It’s a dream-come-true moment for those who have been waiting for technology to come up with a solution for controlling home appliances using mobile phones, laptops or other gadgets. Microsoft announces partnership with Insteon (leading the home automation business) to give control of your home literally into your hands. Insteon is a registered trade name for a home automation networking technology that enables light switches, lights, thermostats, motion sensors, and other devices to interoperate through power lines, radio frequency communications, or both. They will be introducing an Insteon app for windows 8.1 as well as for windows phone 8. Using this app you will be able to control all of your Insteon compatible devices. Is it going to be an “exclusive to Microsoft fans” like the case with 99% of Microsoft products? Well the answer is Yes and No. Yes, because initially this partnership will provide products exclusive to Microsoft platform. And no because Insteon’s team tells CNET that they expect the rest of the new features to roll out to Android and iOS users in future — though they wouldn’t commit to a timeline.
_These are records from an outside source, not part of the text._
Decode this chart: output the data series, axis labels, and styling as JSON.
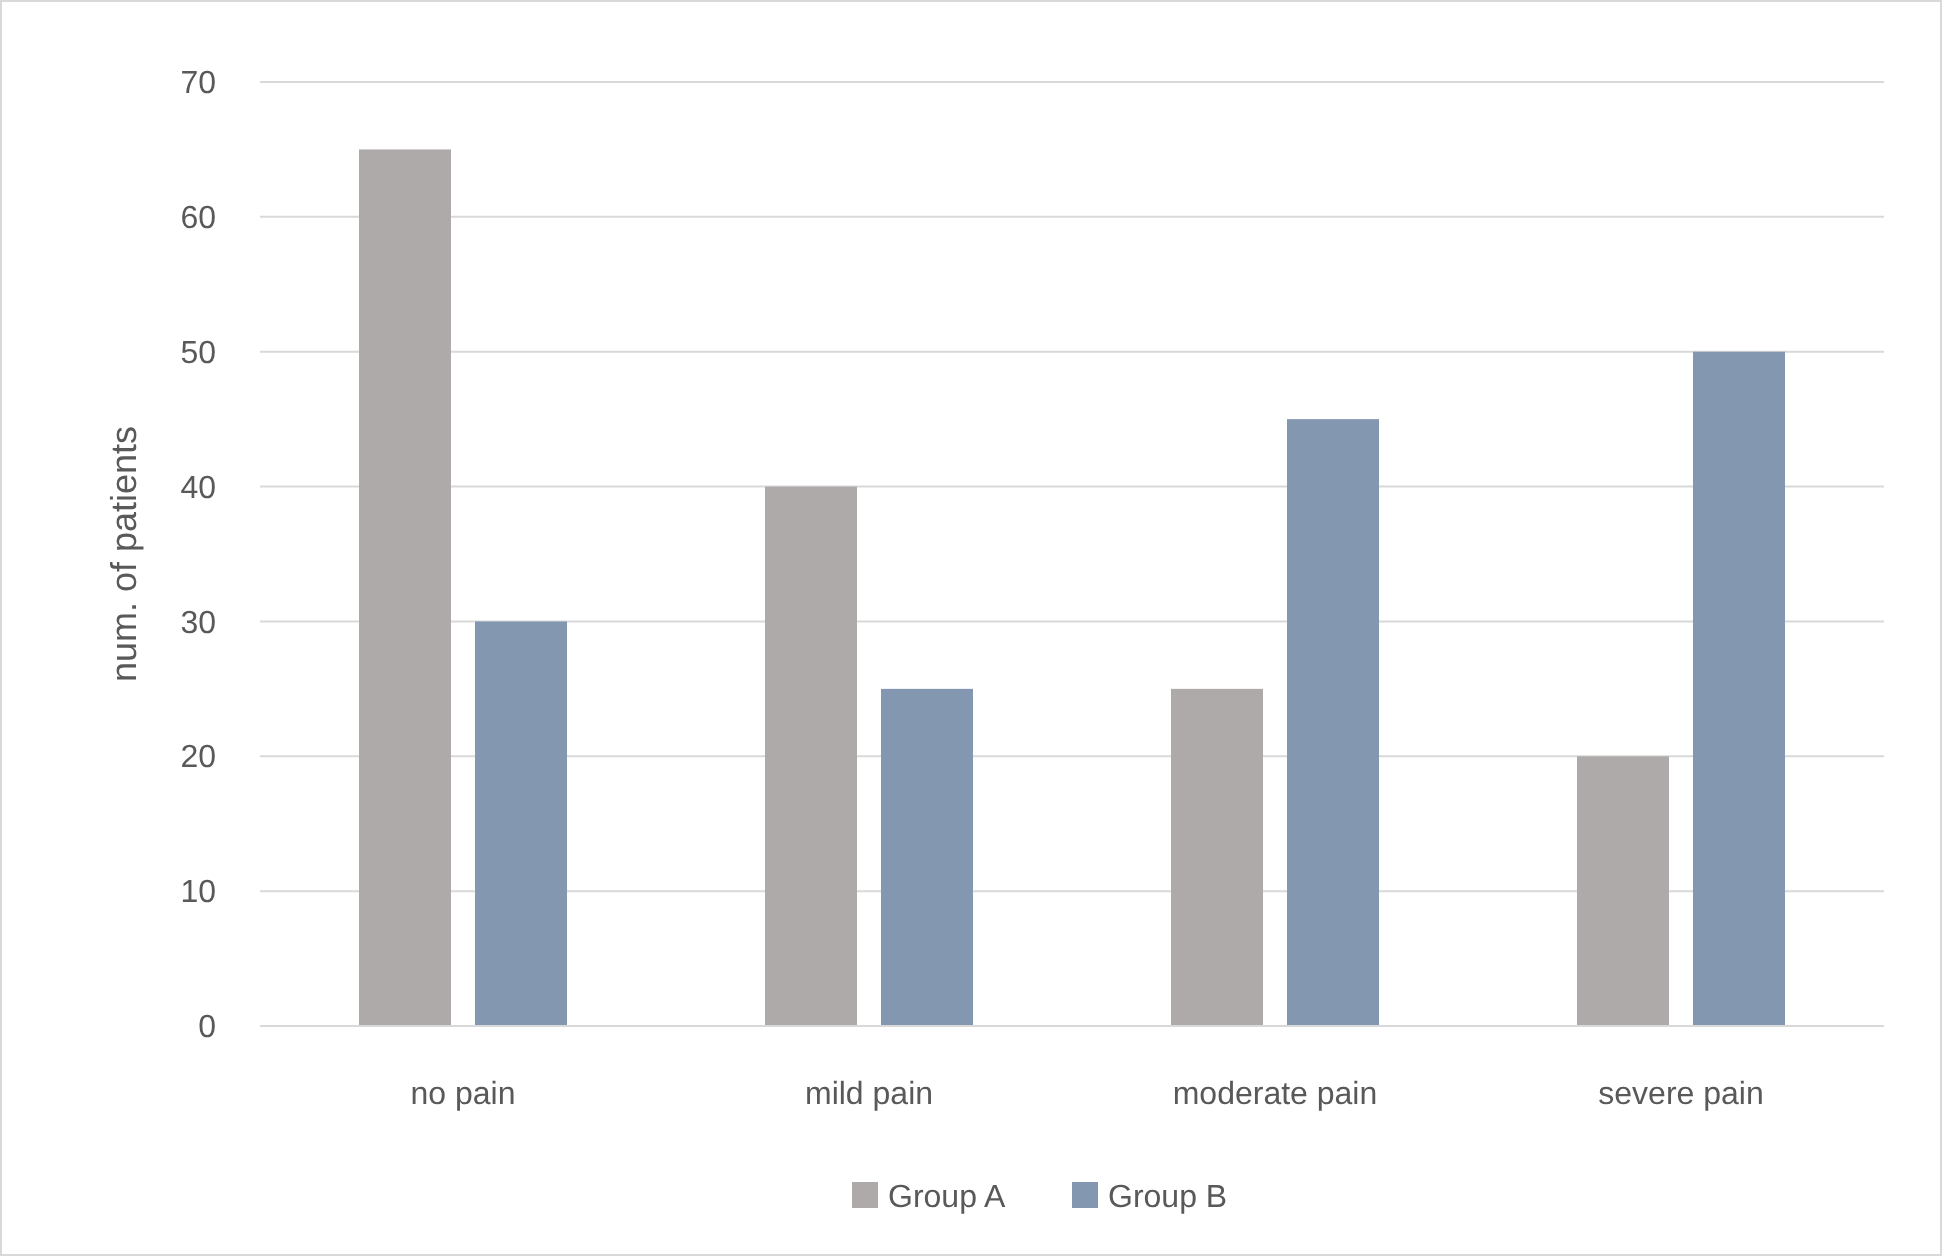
{
  "chart_data": {
    "type": "bar",
    "ylabel": "num. of patients",
    "categories": [
      "no pain",
      "mild pain",
      "moderate pain",
      "severe pain"
    ],
    "series": [
      {
        "name": "Group A",
        "color": "#aeaaaa",
        "values": [
          65,
          40,
          25,
          20
        ]
      },
      {
        "name": "Group B",
        "color": "#8497b0",
        "values": [
          30,
          25,
          45,
          50
        ]
      }
    ],
    "ylim": [
      0,
      70
    ],
    "yticks": [
      0,
      10,
      20,
      30,
      40,
      50,
      60,
      70
    ],
    "grid": "y",
    "legend": "bottom"
  }
}
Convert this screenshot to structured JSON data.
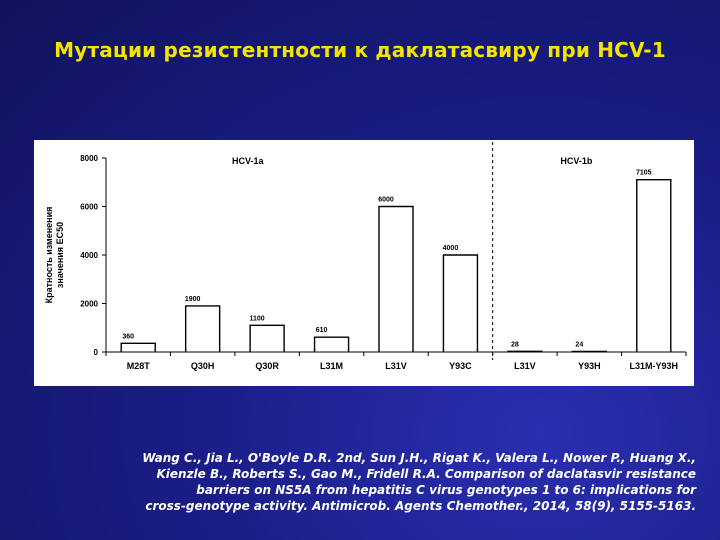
{
  "slide": {
    "title": "Мутации резистентности к даклатасвиру при HCV-1",
    "citation_lines": [
      "Wang C., Jia L., O'Boyle D.R. 2nd, Sun J.H., Rigat K., Valera L., Nower P., Huang X.,",
      "Kienzle B., Roberts S., Gao M., Fridell R.A. Comparison of daclatasvir resistance",
      "barriers on NS5A from hepatitis C virus genotypes 1 to 6: implications for",
      "cross-genotype activity. Antimicrob. Agents Chemother., 2014, 58(9), 5155-5163."
    ]
  },
  "chart_data": {
    "type": "bar",
    "ylabel_lines": [
      "Кратность изменения",
      "значения ЕС50"
    ],
    "ylim": [
      0,
      8000
    ],
    "yticks": [
      0,
      2000,
      4000,
      6000,
      8000
    ],
    "categories": [
      "M28T",
      "Q30H",
      "Q30R",
      "L31M",
      "L31V",
      "Y93C",
      "L31V",
      "Y93H",
      "L31M-Y93H"
    ],
    "values": [
      360,
      1900,
      1100,
      610,
      6000,
      4000,
      28,
      24,
      7105
    ],
    "value_labels": [
      "360",
      "1900",
      "1100",
      "610",
      "6000",
      "4000",
      "28",
      "24",
      "7105"
    ],
    "groups": [
      {
        "label": "HCV-1a",
        "count": 6
      },
      {
        "label": "HCV-1b",
        "count": 3
      }
    ],
    "grid": false,
    "colors": {
      "bar": "#000000",
      "axis": "#000000",
      "divider": "#000000"
    }
  }
}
The Live Tile integration will obviously remain exclusive to Windows though. “The Windows 8.1 platform provided Insteon with an unparalleled opportunity to develop a beautiful and easy-to-use connected home experience. The Live Tile architecture is especially well-suited for home automation,” said Joe Dada,
Insteon CEO, in a statement.
On June 1st, three different Insteon kits will be available to purchase via Microsoft’s online store:
- Starter kit
- Home kit
- Business kit
Lo and behold because that’s not all. There is more excitement on your way which includes five standalone Insteon devices, a leak sensor, an open/close sensor, an LED light-bulb, an on/off module, and a wireless Wi-Fi camera. Devices will range in price from $30 to $80, with kits starting at $199. As we can see Microsoft has gone out of its ways to get into this home automation business, we can positively hope that it won’t be like Microsoft’s previous failed attempts in this field.